Patrick, 32 and single, doesn't really look the part of a Kennedy on the trail. Other Kennedys have the Mount Rushmore jaw and viscous hair, but Patrick's puffy, soft features aren't primed for statuemaking. Growing up in Virginia denied him the trademark Massachusetts accent, and asthma in childhood kept him from the scrimmage line in those famous tests of the family vigor. He likes to joke that when he shows up for an event billed with the family name, he introduces himself and people ask, "Where's the Kennedy?" But the third youngest member of Congress is starting to become known for more than his shortcomings. He has surprised many by his ascent into the House Democratic leadership, leaping over more senior colleagues to the pivotal position of campaign chairman and helping raise a record $17 million in just the first six months.

Kennedy is not ashamed to use his famous name to boost his climb. Until last week's vigil darkened the family's Hyannis Port compound, he had planned to hold a clambake there in September for $100,000 donors. On the stump, he often invokes his father and the memories of his slain uncles and speaks of his crusade as a thread in the great family tapestry. "Bringing the House back into Democratic control is the way he talks about contributing to the family legacy," says a Democratic leadership aide.

The younger of Senator Ted Kennedy's sons has lunch with his father almost every week, but he has not always been at ease with his family name. He has wondered aloud if he is "Kennedy enough," and he appeared to be following the more wobbly path of some Kennedys in high school when a substance-abuse problem landed him in a treatment center. At Providence College, "he wanted to get away from Washington," says former roommate Jim Vallee, who remembers that their early years were not "terribly political." But by his junior year, Patrick had found his focus, in part because of life-threatening surgery to remove a tumor near his spine. In 1988 he ran for the Rhode Island state legislature and, after spending more than $80,000, became at 21 the youngest Kennedy ever elected to office.

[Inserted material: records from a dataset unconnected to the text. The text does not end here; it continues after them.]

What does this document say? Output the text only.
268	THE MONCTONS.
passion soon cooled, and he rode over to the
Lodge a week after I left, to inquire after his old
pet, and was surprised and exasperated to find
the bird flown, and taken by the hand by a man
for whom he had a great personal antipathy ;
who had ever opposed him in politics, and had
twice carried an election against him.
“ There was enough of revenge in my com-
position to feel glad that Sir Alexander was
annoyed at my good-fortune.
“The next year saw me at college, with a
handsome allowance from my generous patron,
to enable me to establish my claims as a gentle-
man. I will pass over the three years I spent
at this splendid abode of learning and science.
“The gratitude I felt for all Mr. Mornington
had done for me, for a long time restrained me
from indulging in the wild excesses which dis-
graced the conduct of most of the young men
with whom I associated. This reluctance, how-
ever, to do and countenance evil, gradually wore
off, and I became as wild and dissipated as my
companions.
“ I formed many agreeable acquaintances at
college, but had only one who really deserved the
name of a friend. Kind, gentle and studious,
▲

Since starting in Congress as one of the few new Democrats after the Republican rout of 1994, Kennedy, then 27, worked hard to shed the "Congressboy" image that led a local radio station to mock him by playing the tune If I Only Had a Brain. One who has been impressed is House minority leader Dick Gephardt. The two men share the same left-of-center ideology, and Kennedy has proved his determination and drive to his mentor through tireless campaigning for other House members and fireplug advocacy of such causes as education and health care.

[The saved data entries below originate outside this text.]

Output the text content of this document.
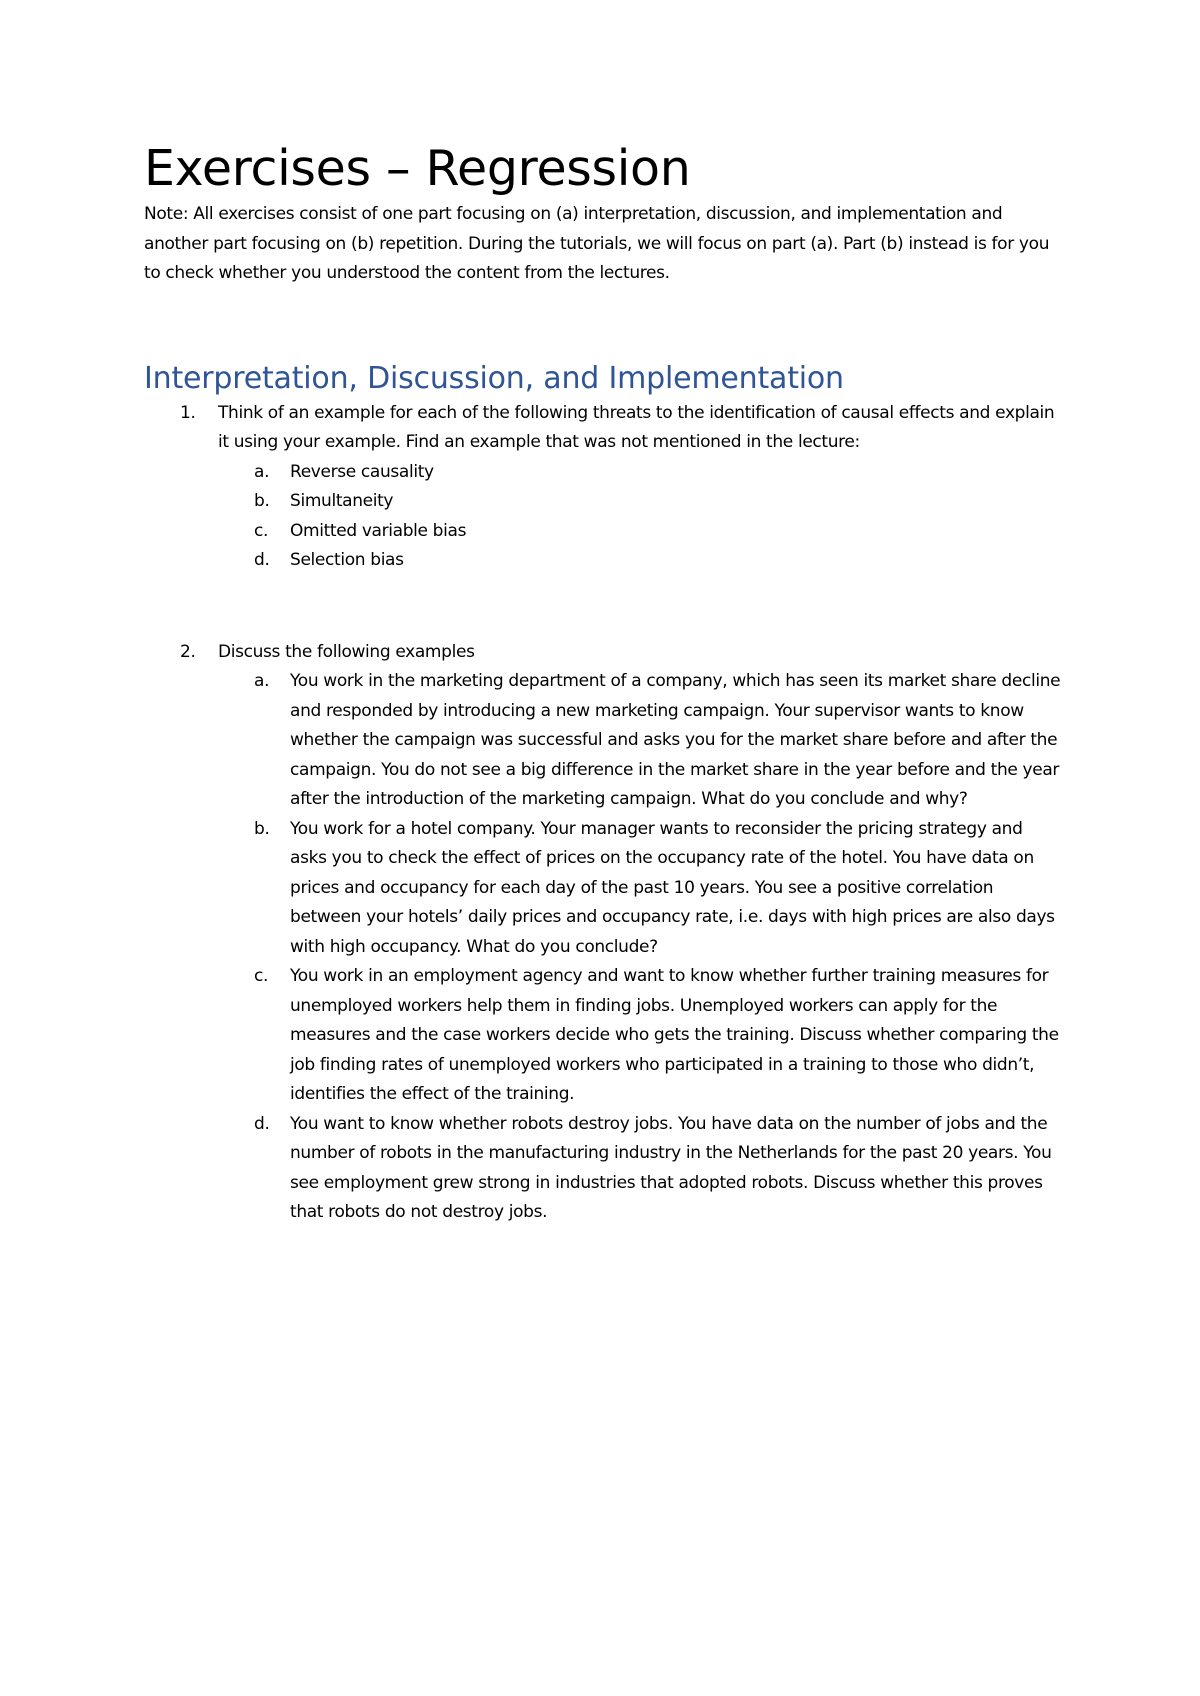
Exercises – Regression

Note: All exercises consist of one part focusing on (a) interpretation, discussion, and implementation and another part focusing on (b) repetition. During the tutorials, we will focus on part (a). Part (b) instead is for you to check whether you understood the content from the lectures.

Interpretation, Discussion, and Implementation
1. Think of an example for each of the following threats to the identification of causal effects and explain it using your example. Find an example that was not mentioned in the lecture:
a. Reverse causality
b. Simultaneity
c. Omitted variable bias
d. Selection bias
2. Discuss the following examples
a. You work in the marketing department of a company, which has seen its market share decline and responded by introducing a new marketing campaign. Your supervisor wants to know whether the campaign was successful and asks you for the market share before and after the campaign. You do not see a big difference in the market share in the year before and the year after the introduction of the marketing campaign. What do you conclude and why?
b. You work for a hotel company. Your manager wants to reconsider the pricing strategy and asks you to check the effect of prices on the occupancy rate of the hotel. You have data on prices and occupancy for each day of the past 10 years. You see a positive correlation between your hotels’ daily prices and occupancy rate, i.e. days with high prices are also days with high occupancy. What do you conclude?
c. You work in an employment agency and want to know whether further training measures for unemployed workers help them in finding jobs. Unemployed workers can apply for the measures and the case workers decide who gets the training. Discuss whether comparing the job finding rates of unemployed workers who participated in a training to those who didn’t, identifies the effect of the training.
d. You want to know whether robots destroy jobs. You have data on the number of jobs and the number of robots in the manufacturing industry in the Netherlands for the past 20 years. You see employment grew strong in industries that adopted robots. Discuss whether this proves that robots do not destroy jobs.
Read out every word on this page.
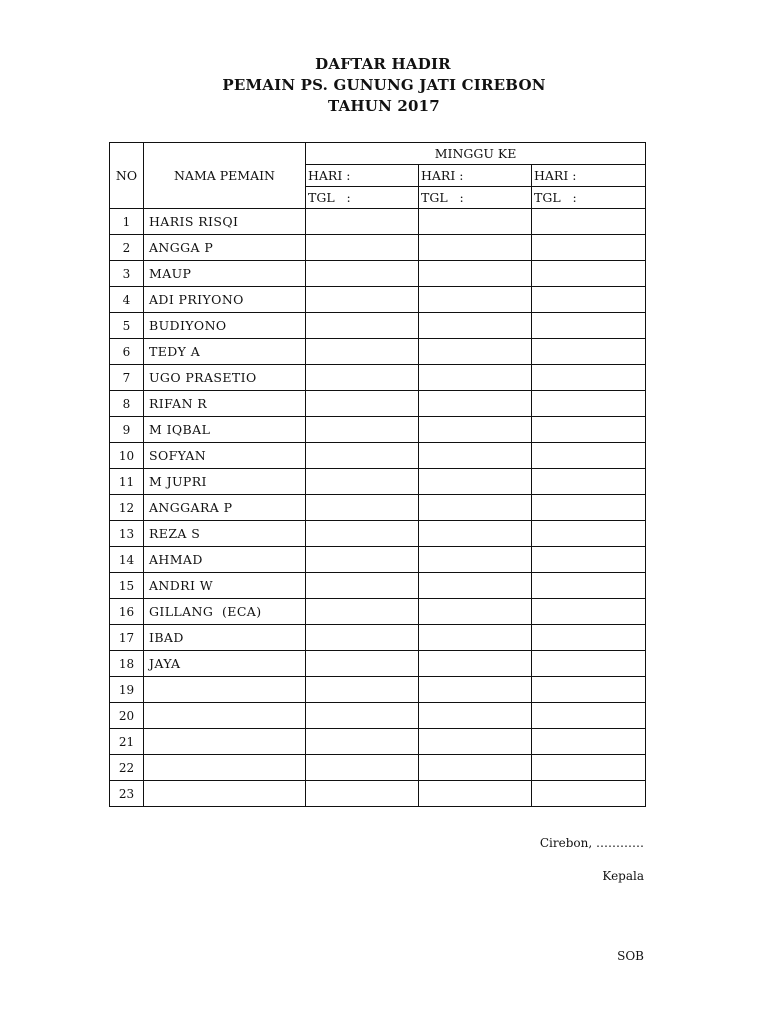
DAFTAR HADIR
PEMAIN PS. GUNUNG JATI CIREBON
TAHUN 2017
NO	NAMA PEMAIN	MINGGU KE		
		HARI :	HARI :	HARI :
		TGL   :	TGL   :	TGL   :
1	HARIS RISQI			
2	ANGGA P			
3	MAUP			
4	ADI PRIYONO			
5	BUDIYONO			
6	TEDY A			
7	UGO PRASETIO			
8	RIFAN R			
9	M IQBAL			
10	SOFYAN			
11	M JUPRI			
12	ANGGARA P			
13	REZA S			
14	AHMAD			
15	ANDRI W			
16	GILLANG  (ECA)			
17	IBAD			
18	JAYA			
19				
20				
21				
22				
23				
Cirebon, …………
Kepala
SOB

At times that passion has knocked him off his hinges, as it did during a gun-control debate when he used his family's tragic deaths to attack former G.O.P. Representative Gerald Solomon. "Play with the Devil, die with the Devil!" Kennedy screamed. During the House vote to impeach Bill Clinton, he nearly came to blows with Georgia's Bob Barr over the Republican's use of a quote from President Kennedy. These outbursts have not hurt him in the eyes of his colleagues. Says Gephardt: "Patrick has the fire of idealism and the passion that Jack and Bobby had and that his dad has." For a Kennedy scion on the rise, that's a procession he's happy to join.